Court rejects Musharraf security fears in Bugti’s killing issue

QUETTA, Pakistan: A Pakistani court on Saturday dismissed a petition by former military dictator Pervez Musharraf for his trial over the death of a rebel leader to be transferred due to security fears.
Musharraf was head of state in 2006 when the main rebel leader in the southwestern province of Baluchistan, Akbar Bugti, died during an army operation.
The retired general, who returned to Pakistan from four years of self-imposed exile in March, has been under house arrest at his villa on the edge of Islamabad since April 19.
He is facing charges in several high-profile cases, including the 2007 murder of former Pakistan Prime Minister Benazir Bhutto, as well as the killing of Bugti.

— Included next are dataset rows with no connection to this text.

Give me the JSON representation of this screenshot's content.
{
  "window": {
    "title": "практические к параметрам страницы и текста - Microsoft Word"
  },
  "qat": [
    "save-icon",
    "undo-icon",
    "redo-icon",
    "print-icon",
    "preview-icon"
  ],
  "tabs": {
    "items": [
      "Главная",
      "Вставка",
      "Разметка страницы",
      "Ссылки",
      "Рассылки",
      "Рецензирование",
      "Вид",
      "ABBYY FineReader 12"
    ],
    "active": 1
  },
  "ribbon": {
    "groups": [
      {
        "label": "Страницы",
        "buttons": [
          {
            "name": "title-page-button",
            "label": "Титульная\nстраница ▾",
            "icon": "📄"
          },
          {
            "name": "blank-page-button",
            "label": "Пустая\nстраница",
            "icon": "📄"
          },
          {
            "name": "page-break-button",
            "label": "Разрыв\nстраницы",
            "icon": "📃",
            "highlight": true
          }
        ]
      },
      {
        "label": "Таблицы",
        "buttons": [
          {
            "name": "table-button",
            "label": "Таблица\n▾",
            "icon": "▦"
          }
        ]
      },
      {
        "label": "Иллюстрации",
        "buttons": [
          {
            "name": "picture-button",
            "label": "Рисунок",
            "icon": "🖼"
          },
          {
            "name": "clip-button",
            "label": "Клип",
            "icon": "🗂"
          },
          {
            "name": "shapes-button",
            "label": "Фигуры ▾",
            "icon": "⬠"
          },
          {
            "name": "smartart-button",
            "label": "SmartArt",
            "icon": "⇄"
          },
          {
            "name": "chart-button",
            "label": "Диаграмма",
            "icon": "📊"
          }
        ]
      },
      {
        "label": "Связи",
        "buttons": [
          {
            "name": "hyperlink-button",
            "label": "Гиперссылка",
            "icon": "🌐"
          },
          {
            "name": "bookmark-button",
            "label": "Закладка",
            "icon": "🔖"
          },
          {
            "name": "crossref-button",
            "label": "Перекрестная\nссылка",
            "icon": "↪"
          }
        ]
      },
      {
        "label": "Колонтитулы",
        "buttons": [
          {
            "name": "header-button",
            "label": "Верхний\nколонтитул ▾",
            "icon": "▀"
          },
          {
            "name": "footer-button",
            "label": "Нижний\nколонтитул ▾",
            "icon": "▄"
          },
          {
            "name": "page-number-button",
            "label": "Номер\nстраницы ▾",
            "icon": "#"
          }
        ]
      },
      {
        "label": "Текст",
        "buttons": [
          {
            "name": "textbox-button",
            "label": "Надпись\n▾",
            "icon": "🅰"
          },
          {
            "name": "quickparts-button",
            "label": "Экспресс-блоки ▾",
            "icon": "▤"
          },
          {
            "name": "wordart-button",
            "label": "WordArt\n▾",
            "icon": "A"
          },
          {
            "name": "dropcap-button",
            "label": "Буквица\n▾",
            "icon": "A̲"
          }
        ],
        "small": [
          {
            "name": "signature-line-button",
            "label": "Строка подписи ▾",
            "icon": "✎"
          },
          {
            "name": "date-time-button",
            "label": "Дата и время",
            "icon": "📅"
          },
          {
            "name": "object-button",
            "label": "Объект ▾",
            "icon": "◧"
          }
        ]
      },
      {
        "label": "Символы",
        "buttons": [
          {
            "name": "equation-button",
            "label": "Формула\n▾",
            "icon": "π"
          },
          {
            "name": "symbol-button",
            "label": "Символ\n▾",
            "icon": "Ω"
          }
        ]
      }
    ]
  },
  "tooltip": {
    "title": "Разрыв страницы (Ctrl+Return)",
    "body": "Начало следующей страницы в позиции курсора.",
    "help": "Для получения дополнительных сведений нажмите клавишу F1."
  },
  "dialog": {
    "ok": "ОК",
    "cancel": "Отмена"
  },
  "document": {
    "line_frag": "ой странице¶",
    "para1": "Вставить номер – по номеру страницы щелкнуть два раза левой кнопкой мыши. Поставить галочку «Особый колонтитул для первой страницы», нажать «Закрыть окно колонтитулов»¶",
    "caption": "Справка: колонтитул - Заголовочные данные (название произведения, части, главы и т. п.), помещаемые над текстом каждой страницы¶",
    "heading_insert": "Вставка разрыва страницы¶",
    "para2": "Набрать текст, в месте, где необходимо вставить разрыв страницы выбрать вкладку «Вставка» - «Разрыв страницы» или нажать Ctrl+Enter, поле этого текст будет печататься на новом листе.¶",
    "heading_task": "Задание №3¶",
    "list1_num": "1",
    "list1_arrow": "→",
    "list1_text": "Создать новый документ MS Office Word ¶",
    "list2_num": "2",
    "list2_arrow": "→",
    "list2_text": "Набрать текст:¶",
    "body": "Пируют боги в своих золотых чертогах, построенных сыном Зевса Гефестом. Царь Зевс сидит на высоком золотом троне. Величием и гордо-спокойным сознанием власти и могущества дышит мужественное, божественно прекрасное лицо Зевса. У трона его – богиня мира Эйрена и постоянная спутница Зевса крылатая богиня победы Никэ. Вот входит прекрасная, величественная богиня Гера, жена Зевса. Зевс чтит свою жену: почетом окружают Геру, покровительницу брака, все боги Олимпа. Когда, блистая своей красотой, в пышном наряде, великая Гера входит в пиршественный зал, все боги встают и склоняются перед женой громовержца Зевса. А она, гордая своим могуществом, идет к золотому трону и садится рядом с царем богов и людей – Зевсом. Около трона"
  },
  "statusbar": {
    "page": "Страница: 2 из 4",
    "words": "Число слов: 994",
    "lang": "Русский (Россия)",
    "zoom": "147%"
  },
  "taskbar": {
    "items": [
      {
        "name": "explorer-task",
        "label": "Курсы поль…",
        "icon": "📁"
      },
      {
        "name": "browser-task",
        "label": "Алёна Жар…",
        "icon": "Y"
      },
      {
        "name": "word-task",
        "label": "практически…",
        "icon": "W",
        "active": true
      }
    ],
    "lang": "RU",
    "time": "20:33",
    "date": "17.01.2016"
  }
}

Musharraf’s lawyers on Saturday asked the chief justice of Baluchistan High Court to shift his trial over Bugti’s death to Rawalpindi, twin city of the capital Islamabad, in Punjab province.
“The court has dismissed our petition saying it is not maintainable,” Ilyas Siddiqui, a lawyer who represented Musharraf in the court in southwestern city of Quetta, told AFP.
“We had requested that Musharraf has serious security threats in Baluchistan so his case be shifted from the province but the judge did not agree,” Siddiqui said.
Earlier, the chief justice of the Baluchistan High Court allowed the provincial government to withdraw a similar petition.
An interim government, set up in the province to conduct general elections on May 11, had filed a request in the Baluchistan court for the case to be transferred for security reasons.
However the newly elected provincial government, which took power in June, withdrew the application and informed the court that they could provide security to Musharraf.